Streit über Radfahr-Unfälle: Keine Entschuldigung

Die Polizei korrigiert ihre Aussage, ein „großer Teil“ der getöteten Radfahrenden habe die Unfälle selbst verursacht – mit einem unklaren Tweet.

Weißes Fahrrad liegt auf dunkler Straße

Selbst schuld? Opfer von Autofahrenden? Oder der Verkehrspolitik? Foto: dpa

Wer letzte Woche „radioeins“ vom RBB einschaltete, konnte Folgendes hören: „… hatten wir im letzten Jahr, und das war eine ganz traurige Zahl, mit 17 unfalltoten Radfahrenden eine sehr hohe Zahl, und da ist dann auch doch zu einem großen Teil auch das Eigenverschulden unfallursächlich.“

Gesagt hat's Frank Schattling, Leiter des Stabs Verkehr der Landespolizeidirektion, in einem Interview mit dem Sender.

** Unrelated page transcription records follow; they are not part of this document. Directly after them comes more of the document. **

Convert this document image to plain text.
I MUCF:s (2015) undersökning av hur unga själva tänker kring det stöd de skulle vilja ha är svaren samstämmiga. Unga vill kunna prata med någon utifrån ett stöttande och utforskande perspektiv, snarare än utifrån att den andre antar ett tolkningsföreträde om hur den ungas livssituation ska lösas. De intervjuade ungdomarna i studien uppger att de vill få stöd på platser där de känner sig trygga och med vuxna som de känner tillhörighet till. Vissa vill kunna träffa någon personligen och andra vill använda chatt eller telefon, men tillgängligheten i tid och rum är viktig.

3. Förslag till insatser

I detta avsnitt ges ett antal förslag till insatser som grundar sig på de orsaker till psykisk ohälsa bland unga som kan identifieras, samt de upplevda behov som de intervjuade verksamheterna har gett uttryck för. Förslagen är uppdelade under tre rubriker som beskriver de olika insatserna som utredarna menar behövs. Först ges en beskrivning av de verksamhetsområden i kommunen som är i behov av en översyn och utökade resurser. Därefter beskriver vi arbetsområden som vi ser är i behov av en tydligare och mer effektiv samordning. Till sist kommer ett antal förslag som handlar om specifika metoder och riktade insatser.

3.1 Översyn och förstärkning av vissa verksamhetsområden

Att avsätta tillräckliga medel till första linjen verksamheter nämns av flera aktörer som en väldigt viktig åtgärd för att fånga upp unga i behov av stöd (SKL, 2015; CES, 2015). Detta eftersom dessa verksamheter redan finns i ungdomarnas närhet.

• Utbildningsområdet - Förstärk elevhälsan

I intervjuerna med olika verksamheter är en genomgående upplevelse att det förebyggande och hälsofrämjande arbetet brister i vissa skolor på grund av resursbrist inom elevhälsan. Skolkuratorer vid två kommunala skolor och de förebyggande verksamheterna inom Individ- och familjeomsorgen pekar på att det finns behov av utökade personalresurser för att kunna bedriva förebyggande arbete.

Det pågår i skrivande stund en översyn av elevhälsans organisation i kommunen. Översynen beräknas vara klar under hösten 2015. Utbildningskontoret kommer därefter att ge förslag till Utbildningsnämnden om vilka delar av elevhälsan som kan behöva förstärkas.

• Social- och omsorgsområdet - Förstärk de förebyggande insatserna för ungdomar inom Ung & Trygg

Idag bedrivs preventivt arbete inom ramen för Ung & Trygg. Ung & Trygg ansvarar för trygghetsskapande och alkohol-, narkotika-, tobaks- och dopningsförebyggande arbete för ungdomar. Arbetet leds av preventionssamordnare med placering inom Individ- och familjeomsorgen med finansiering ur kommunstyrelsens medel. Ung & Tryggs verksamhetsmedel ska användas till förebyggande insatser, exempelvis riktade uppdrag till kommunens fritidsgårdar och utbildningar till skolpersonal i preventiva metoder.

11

Nicht lustig, fand der ADFC: Der Fahrradclub, der seit Langem die tödlichen Rad-Unfälle dokumentiert und weiße „Geisterräder“ am Unfallort aufstellt, nannte die Behauptung „problematisch und verletzend“ – und forderte eine Richtigstellung und Entschuldigung durch die Polizei.

„Diese Verdrehung der Fakten, dass Radfahrende selbst Schuld seien, ist nicht nur ein Schlag ins Gesicht der Angehörigen und derer, die täglich auf dem Rad den Bedrohungen des zu wenig kontrollierten Kfz-Verkehrs ausgesetzt sind“, so Frank Masurat vom ADFC-Vorstand, „es führt auch zu einer strukturellen Verursacher-Opfer-Umkehr innerhalb der Polizei. Die Polizei muss in der Lage sein, Zahlen aus der polizeilichen Unfallstatistik abzulesen und ihre Kontrollen danach auszurichten.“

Der Großteil der tödlich verunglückten Radfahrenden habe das Leben durch Fremdverschulden verloren, so Masurat. Der ADFC erinnerte daran, dass im Jahr 2020 neun der 17 getöteten Radfahrenden von Rechtsabbiegern getötet wurden, außerdem einer von einem Raser und einer von einem aufgefahrenen SUV.

Die Bitte der taz um eine Stellungnahme lehnte die Polizei am Mittwoch ab: Das sei nicht möglich, erklärte eine Sprecherin, weil der ADFC auch eine formale Beschwerde bei der Polizei eingereicht habe. Nun müsse man erst abwarten, wie sich die Beschwerdestelle äußere. So kam es dann auch – nicht. Am Donnerstag setzte die Polizei in der Causa Schattling den folgenden Tweet ab:

„Gesamtlage darstellen“

„In einem Interview sprach unser Kollege davon, dass auch ein großer Teil der Radfahrenden mit seinem Verhalten unfallursächlich war. Diese Aussage wurde ausschließlich gewählt, um die Gesamtlage darzustellen und darzulegen, dass wir als Polizei Berlin im Sinne der Verkehrsunfallprävention alle Unfallursachen und damit auch diesen Teil betrachten müssen. Es sollte nicht vermittelt werden, dass es sich um den überwiegenden Teil handelt.“

Und weiter: „In keiner Weise sollten die Hauptunfallursachen, insbesondere das gefahrenträchtige und in Teilen tödliche Fehlverhalten beim Abbiegen verharmlost oder relativiert werden. Noch viel weniger stand es in der Absicht, das Andenken der Verstorbenen zu beschädigen und den Angehörigen zusätzlich zu nahe zu treten, sie zusätzlich zu verletzen.“

Von wem genau die als Screenshot geposteten Zeilen stammen, bleibt unklar. Sie sorgten auch nicht für Beruhigung: „Die Antwort der Polizei per Twitter enthält weder eine Richtigstellung der Faktenlage noch eine Entschuldigung bei den Angehörigen“, kommentiert Sprecherin Lisa Feitsch das Statement. Die Behauptung, die Aussage habe sich auf die „Gesamtlage“ bezogen, stimme eindeutig nicht, der Satz bezieht sich „sehr konkret auf die 17 tödlich verunglückten Radfahrenden in 2020“.

Man erwarte, so Feitsch, also weiterhin eine Richtigstellung der Faktenlage und eine Entschuldigung bei den Angehörigen. Post von der Beschwerdestelle hat der ADFC übrigens noch nicht erhalten.